Johnny scowls at her back,
"That was smart of her. She parked halfway between the bar and Rita's
place." his eyes shift to Irene, "I mean your place. I'm parked on
the other side, I still have like four blocks to go, and it's getting colder
out here. I hate winter, I'll never get used to it."
"You're not from here
originally than?" Irene inclines her voice to make it a question at the
last second.
"Naw, I'm from near San Diego,
I came here for school. It was the best and worst decision I ever made. I'm
entrenched here now though I suppose, but I do miss the weather. I'm not sure
I'll ever get used to it."
Irene smiles at him, "I thought
I would be like that, go to a warm place and forget about how to deal with
winter, turns out you don't though, I think it's mostly psychological."
"Bah, live in San Diego as long
as I did and you'll be just as weak I guaranty it. Also that's your house, you
just walked past it."
Irene switches her face to study the
houses in shock, the street is a different world in the dark at night,
"Um, which one?"
"That one," Johnny points
with a giggle, "You have key right?"
"Yeah, and I was totally just
testing you." Irene peers at the dark house indicated on the side of the
street, it does look familiar.
Johnny busts out laughing, "No
you weren't I was testing you. You're in the next block over, that one just
happens to be the same layout. Rita tried to get in their one night and the
owner came out with the lights on and threatened to call the cops on her, it
was near Easter and she sent them a fruit cake to apologize, not that that's
much of an apology, come on I'll show you the right one."

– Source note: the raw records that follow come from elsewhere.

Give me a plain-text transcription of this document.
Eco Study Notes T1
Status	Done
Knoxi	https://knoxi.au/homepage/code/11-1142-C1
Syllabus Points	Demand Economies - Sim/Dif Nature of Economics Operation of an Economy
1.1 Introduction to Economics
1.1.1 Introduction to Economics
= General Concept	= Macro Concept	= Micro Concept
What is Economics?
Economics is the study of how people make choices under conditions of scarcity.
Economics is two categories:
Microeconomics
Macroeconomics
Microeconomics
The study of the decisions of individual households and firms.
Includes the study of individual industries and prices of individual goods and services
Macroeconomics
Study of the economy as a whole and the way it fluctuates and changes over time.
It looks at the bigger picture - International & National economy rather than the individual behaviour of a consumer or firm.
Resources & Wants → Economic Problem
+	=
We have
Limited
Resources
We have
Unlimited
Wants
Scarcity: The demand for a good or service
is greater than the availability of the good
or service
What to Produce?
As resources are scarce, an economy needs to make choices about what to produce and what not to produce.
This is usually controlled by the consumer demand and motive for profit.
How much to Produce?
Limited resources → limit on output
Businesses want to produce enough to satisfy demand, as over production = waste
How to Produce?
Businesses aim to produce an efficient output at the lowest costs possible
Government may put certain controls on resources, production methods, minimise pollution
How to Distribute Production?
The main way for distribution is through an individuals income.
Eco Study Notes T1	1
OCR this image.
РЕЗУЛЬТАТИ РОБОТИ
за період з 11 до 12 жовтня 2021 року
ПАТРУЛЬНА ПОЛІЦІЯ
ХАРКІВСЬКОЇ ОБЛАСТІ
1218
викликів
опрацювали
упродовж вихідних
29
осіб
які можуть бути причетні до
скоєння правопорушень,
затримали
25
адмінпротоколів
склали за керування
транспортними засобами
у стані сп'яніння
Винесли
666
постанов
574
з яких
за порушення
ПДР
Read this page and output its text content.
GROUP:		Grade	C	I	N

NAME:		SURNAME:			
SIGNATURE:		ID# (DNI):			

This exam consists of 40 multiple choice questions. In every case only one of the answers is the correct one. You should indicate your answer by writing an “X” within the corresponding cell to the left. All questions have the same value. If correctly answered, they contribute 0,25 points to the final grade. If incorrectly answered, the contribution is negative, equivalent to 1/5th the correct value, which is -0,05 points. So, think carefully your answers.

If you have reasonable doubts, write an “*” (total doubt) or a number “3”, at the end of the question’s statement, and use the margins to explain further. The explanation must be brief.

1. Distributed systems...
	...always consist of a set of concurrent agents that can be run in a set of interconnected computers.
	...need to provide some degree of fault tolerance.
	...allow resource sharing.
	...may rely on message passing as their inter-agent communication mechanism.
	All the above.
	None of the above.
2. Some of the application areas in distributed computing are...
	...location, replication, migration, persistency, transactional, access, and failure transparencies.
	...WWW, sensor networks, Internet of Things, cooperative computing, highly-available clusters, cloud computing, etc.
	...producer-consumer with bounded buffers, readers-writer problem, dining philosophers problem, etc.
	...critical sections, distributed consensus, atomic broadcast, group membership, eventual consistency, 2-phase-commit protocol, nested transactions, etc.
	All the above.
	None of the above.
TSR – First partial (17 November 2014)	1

Irene chortles, but cuts it off with
a frown at Johnny as they continue down the street, "You wouldn't have let
me do that right, walk up there?"
"No, I just wanted the opportunity
to tell the story, it's a good story. Rita hates it though, don't tell her I
told you." Johnny adds, glancing over his shoulder a with a mischievous
grin.
Silently, Irene concludes he is not
the most trustworthy person she has ever met, but still harmless and pretty
funny as long as the jokes not on you. He drops her off at her actual house and
continues on to his car, she is relieved all the same when the key turns in the
lock and she finds her possessions arrayed on the floor where she left them.